Voici le point de vue de TRACE International au sujet de la Corée du Sud

Voici le point de vue de TRACE International au sujet de la Corée du Sud

1. Quelles sont les formes de corruption propres à la République de Corée?

La République de Corée (Corée du Sud) occupe le 17e rang sur 197 pays, avec une cote globale de risque de 31, au classement TRACE, qui mesure le risque de corruption pour les entreprises. Malgré ce niveau de risque faible dans l’ensemble, certains secteurs – l’approvisionnement dans le domaine public, par exemple – présentent un risque de corruption important. Le favoritisme étant répandu, les fonds et les contrats publics seraient dirigés vers des individus et des entreprises d’influence. Un sondage de la Banque mondiale auprès de gestionnaires et de propriétaires d’entreprises sud-coréens a révélé qu’environ 26 % des répondants devaient offrir un cadeau pour obtenir un contrat du gouvernement. Récemment, plus de 60 personnes ont d’ailleurs été inculpées pour avoir accepté des pots-de-vin liés à plusieurs projets d’approvisionnement militaire, qui consistaient notamment au chargement de fusils et d’équipement sur des navires de la marine.

La réglementation fiscale, connue pour être particulièrement difficile et complexe, constitue un autre secteur perméable au risque en Corée du Sud. L’évasion fiscale y est courante. En outre, dans le sondage de la Banque mondiale auprès des entreprises pour 2005, environ 21 % des répondants ont déclaré qu’ils étaient censés offrir des cadeaux aux fonctionnaires responsables des taxes. Diageo plc a justement versé 16,3 M USD pour régler des accusations des autorités américaines selon lesquelles elle aurait payé des employés des autorités fiscales sud-coréennes dans le cadre de négociations, et afin de recevoir des mesures d’allègement.

2. De quelle manière ces risques touchent-ils généralement les entreprises étrangères?
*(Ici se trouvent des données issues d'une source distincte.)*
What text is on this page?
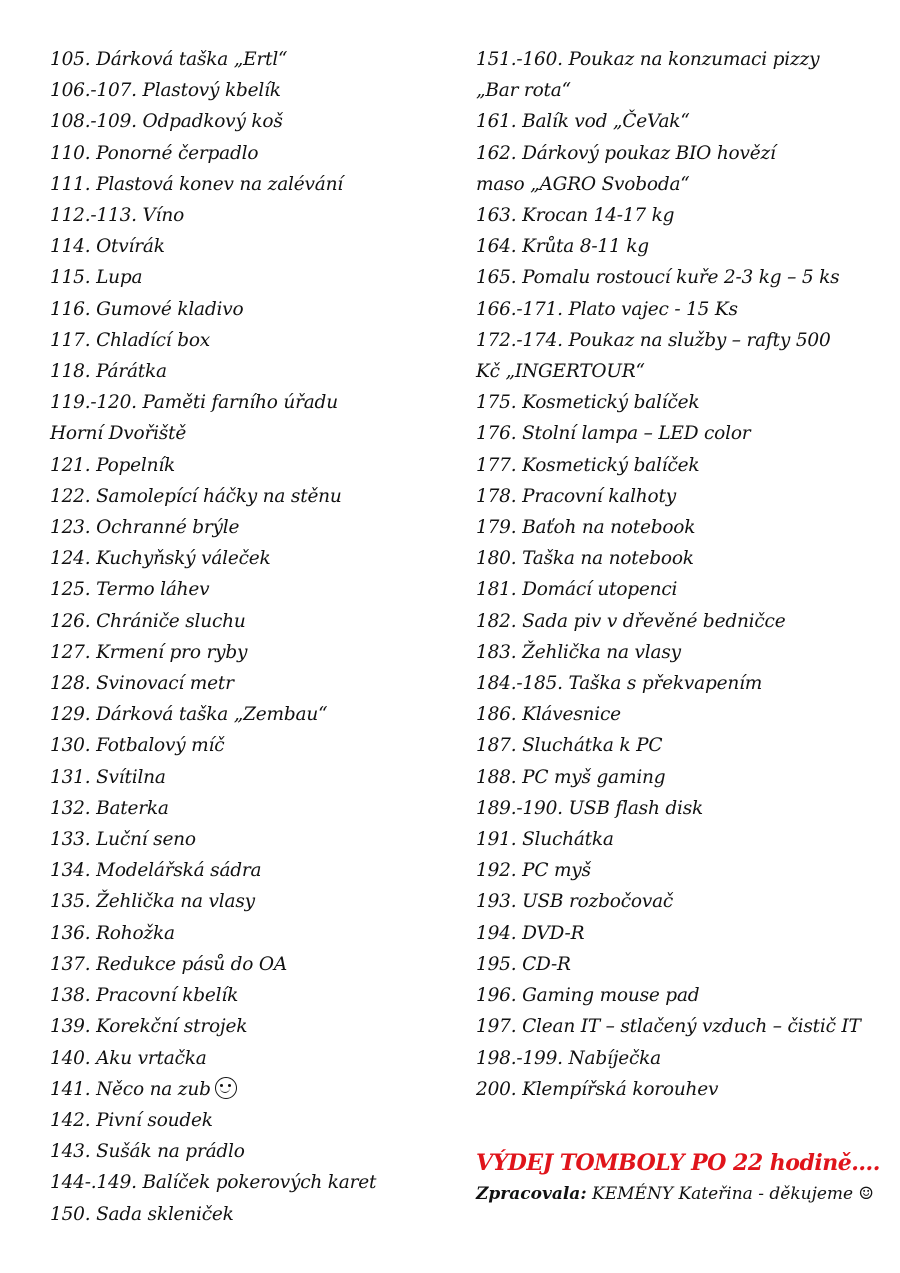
105. Dárková taška „Ertl“
106.-107. Plastový kbelík
108.-109. Odpadkový koš
110. Ponorné čerpadlo
111. Plastová konev na zalévání
112.-113. Víno
114. Otvírák
115. Lupa
116. Gumové kladivo
117. Chladící box
118. Párátka
119.-120. Paměti farního úřadu Horní Dvořiště
121. Popelník
122. Samolepící háčky na stěnu
123. Ochranné brýle
124. Kuchyňský váleček
125. Termo láhev
126. Chrániče sluchu
127. Krmení pro ryby
128. Svinovací metr
129. Dárková taška „Zembau“
130. Fotbalový míč
131. Svítilna
132. Baterka
133. Luční seno
134. Modelářská sádra
135. Žehlička na vlasy
136. Rohožka
137. Redukce pásů do OA
138. Pracovní kbelík
139. Korekční strojek
140. Aku vrtačka
141. Něco na zub
142. Pivní soudek
143. Sušák na prádlo
144-.149. Balíček pokerových karet
150. Sada skleniček
151.-160. Poukaz na konzumaci pizzy „Bar rota“
161. Balík vod „ČeVak“
162. Dárkový poukaz BIO hovězí maso „AGRO Svoboda“
163. Krocan 14-17 kg
164. Krůta 8-11 kg
165. Pomalu rostoucí kuře 2-3 kg – 5 ks
166.-171. Plato vajec - 15 Ks
172.-174. Poukaz na služby – rafty 500 Kč „INGERTOUR“
175. Kosmetický balíček
176. Stolní lampa – LED color
177. Kosmetický balíček
178. Pracovní kalhoty
179. Baťoh na notebook
180. Taška na notebook
181. Domácí utopenci
182. Sada piv v dřevěné bedničce
183. Žehlička na vlasy
184.-185. Taška s překvapením
186. Klávesnice
187. Sluchátka k PC
188. PC myš gaming
189.-190. USB flash disk
191. Sluchátka
192. PC myš
193. USB rozbočovač
194. DVD-R
195. CD-R
196. Gaming mouse pad
197. Clean IT – stlačený vzduch – čistič IT
198.-199. Nabíječka
200. Klempířská korouhev
VÝDEJ TOMBOLY PO 22 hodině....
Zpracovala: KEMÉNY Kateřina - děkujeme ☺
Le système de réglementation lourd et compliqué pousse certaines entreprises à verser des paiements de facilitation aux fonctionnaires pour contourner des règlements ou les inciter à accomplir certaines formalités administratives. Or si la loi anticorruption étrangère de la Corée du Sud autorise ce type de paiements, sa législation nationale les interdit.

3. Dans quels secteurs les entreprises sont-elles particulièrement vulnérables à la corruption?

Les entreprises qui font directement affaire avec le gouvernement sud-coréen sont plus vulnérables à la corruption. Des sociétés de nombreux secteurs, tels que la technologie, l’aéronautique et la défense et les services financiers, auraient effectué des paiements inappropriés à des fonctionnaires sud-coréens pour l’obtention de contrats publics. Par exemple, Control Components, Inc. a versé 18,2 M USD pour régler des accusations des autorités américaines selon lesquelles elle aurait payé plus de 57 000 USD à des représentants de la Korea Hydro & Nuclear Power Co., Ltd. pour remporter un contrat auprès de l’entité publique.

4. Comment les entreprises étrangères exerçant des activités en Corée du Sud peuvent-elles réduire leur vulnérabilité à la corruption?

Les entreprises étrangères souhaitant faire des affaires en Corée du Sud doivent créer et adopter un programme de conformité aux mesures anticorruption efficaces. Elles devraient soumettre leurs partenaires éventuels à une analyse de risques de corruption afin de cerner et d’évaluer les risques qui pourraient découler de l’alliance. Plus encore, elles auraient intérêt à vérifier soigneusement les antécédents de partenaires potentiels par un processus de contrôle préalable, d’analyse et d’approbation en bonne et due forme, comme l’agrément de TRACE.

5. Quel soutien à la lutte contre la corruption est offert en Corée du Sud?

La Anti-Corruption and Civil Rights Commission (ACRC) est la principale autorité anticorruption sud-coréenne. Active dans le secteur public, elle lutte pour la protection des droits et des intérêts civils contre les pratiques administratives illégales et injustes. Entre autres fonctions, l’ACRC traite les signalements de corruption et offre protection et récompenses aux dénonciateurs. Afin d’accroître la transparence du processus d’approvisionnement public, le gouvernement sud-coréen a aussi instauré le Korea ON-line E-Procurement System (KONEPS), qui vise à empêcher les fonctionnaires de prendre des décisions arbitraires.

Par ailleurs, les entreprises étrangères exerçant leurs activités au pays peuvent trouver du soutien auprès de la section locale de Transparency International ou du Service des délégués commerciaux du Canada en Corée du Sud. Peu importe où elles se trouvent, les entreprises peuvent également obtenir des ressources sur la conformité en matière de lutte contre la corruption auprès d’organisations comme TRACE et Transparency International, ou sur le Business Anti-Corruption Portal.